For active scopophilia, or the demystification of the woman, “Vertigo” was a good example of how a woman is put under the magnifying glass and examined to the point of finding guilt. Fetishistic scopophilia silences the woman for worship and isolates her from happening. The narrative stops and the man hold’s the gaze.

Olin had many parallels to Mulveys essay which allowed for a better understanding of the gaze and how it functions across not only in cinema but in other media as well. Im interested in the gaze of the spectator and its impact on itself as subject and on the object being gazed upon. Olin evaluates the impact the gaze has back onto the subject as spectator. The gaze is a double sided term, someone to gaze at and someone to gaze back. Through all the negative connotations that the gaze implies it was interesting to see that the gaze of a work can have positive meaning. The photograph “The Sharecroppers Wife” was an example of how the gaze differs from generation to generation. The gaze of a pin-up girl and “The Sharecroppers Wife” might look the same but they have different meanings. Her look is an empowering gaze that allows us to offer her respect. Im glad the use of suture was brought about because how often are we in control of the gaze. Our own gaze is denied if through the editing process it reveals that were are looking through the gaze of the character or even director. “Suture” is the viewer’s unawareness of the gaze that is constructed for them. Though the suture can be broken if the viewers are aware of their gaze on the screen if the character acknowledges the audience. Olin takes Mulvey’s analysis of scopophilia a step further just in clarification of vocabulary in the diagram below.

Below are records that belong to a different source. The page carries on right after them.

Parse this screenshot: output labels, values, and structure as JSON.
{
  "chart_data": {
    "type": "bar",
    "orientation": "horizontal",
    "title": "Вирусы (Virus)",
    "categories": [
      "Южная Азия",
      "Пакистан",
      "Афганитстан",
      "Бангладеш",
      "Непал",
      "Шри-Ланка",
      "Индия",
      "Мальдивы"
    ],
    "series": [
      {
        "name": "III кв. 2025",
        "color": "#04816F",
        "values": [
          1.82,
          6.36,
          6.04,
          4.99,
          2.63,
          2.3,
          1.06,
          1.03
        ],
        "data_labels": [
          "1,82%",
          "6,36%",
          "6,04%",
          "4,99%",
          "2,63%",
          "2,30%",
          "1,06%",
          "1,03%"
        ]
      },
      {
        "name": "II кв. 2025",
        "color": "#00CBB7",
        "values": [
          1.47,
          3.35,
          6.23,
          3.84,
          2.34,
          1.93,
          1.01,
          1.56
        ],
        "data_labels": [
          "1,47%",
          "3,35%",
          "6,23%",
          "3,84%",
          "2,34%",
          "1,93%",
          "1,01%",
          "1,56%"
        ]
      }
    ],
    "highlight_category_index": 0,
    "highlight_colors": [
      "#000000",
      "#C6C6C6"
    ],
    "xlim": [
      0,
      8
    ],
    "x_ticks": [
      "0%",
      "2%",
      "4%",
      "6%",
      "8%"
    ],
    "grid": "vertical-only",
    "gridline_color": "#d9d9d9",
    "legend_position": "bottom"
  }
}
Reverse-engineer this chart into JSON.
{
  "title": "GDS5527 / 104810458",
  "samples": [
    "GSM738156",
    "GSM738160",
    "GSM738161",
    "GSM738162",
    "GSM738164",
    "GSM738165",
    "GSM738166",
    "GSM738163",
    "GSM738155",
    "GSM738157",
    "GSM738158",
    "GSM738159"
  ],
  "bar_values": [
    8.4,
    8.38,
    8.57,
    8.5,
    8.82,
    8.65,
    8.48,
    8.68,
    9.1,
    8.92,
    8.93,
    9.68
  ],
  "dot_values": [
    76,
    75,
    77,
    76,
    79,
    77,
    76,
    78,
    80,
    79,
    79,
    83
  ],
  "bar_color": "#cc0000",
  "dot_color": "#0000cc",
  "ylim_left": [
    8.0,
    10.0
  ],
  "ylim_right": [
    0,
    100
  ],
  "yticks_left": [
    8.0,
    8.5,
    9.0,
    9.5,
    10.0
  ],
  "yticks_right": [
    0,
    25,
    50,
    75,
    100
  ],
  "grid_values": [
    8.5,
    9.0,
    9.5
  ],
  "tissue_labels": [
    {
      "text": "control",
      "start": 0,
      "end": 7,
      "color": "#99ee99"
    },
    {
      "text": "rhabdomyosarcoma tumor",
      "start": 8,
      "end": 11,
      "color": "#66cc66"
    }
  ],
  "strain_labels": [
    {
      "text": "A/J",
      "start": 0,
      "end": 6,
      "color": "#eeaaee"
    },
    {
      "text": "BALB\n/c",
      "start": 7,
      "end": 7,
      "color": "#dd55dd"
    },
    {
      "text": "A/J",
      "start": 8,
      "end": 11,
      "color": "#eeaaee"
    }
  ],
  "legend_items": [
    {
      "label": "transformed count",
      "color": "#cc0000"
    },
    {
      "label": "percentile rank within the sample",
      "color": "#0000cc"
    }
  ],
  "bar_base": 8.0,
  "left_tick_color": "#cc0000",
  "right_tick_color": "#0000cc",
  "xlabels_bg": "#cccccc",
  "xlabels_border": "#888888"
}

Weinbergs essay “Things are Queer” is an interesting analysis on subject identification with sexual identities. He uses Duane Michels example that “the world is queer” to show how terminology and labels of identities that are socially constructed are used to group people in specific circles in which there are no boundaries. It seemed important to note that the term heterosexuality came after homosexuality. That “the dominant culture needs an Other”. The term Queer should encompass a large group of sexual identities. Weinberg states “that queer studies potentially shifts the emphasis away from specific acts and identities to the myriad ways in which gender organizes and disorganizes society.”

While on the subject of socially constructed labels of identity, Butlers analysis of gender formation makes several points of our role in perpetuating this. Gender identity is constituted through a stylized repetition of acts. The gendered subject is the product of actions that provide an illusion of a gender that is socially constructed. One has to become a woman as opposed to just growing older. To become a woman a person must follow historically what has been done to gain that status of woman as opposed to the natural fact of just always being a woman. There is a set of social constructions that one must obey in order to cross the threshold into becoming a woman. That’s where the idea comes from that the body is a “historical idea” as opposed to a “natural species”. If the body is a historical idea then it will reproduce the historical situation. This occurs because in contemporary culture gender is a performance that if not portrayed within the confines of societies standards, the body is punished. Acts of gender creates the idea of gender.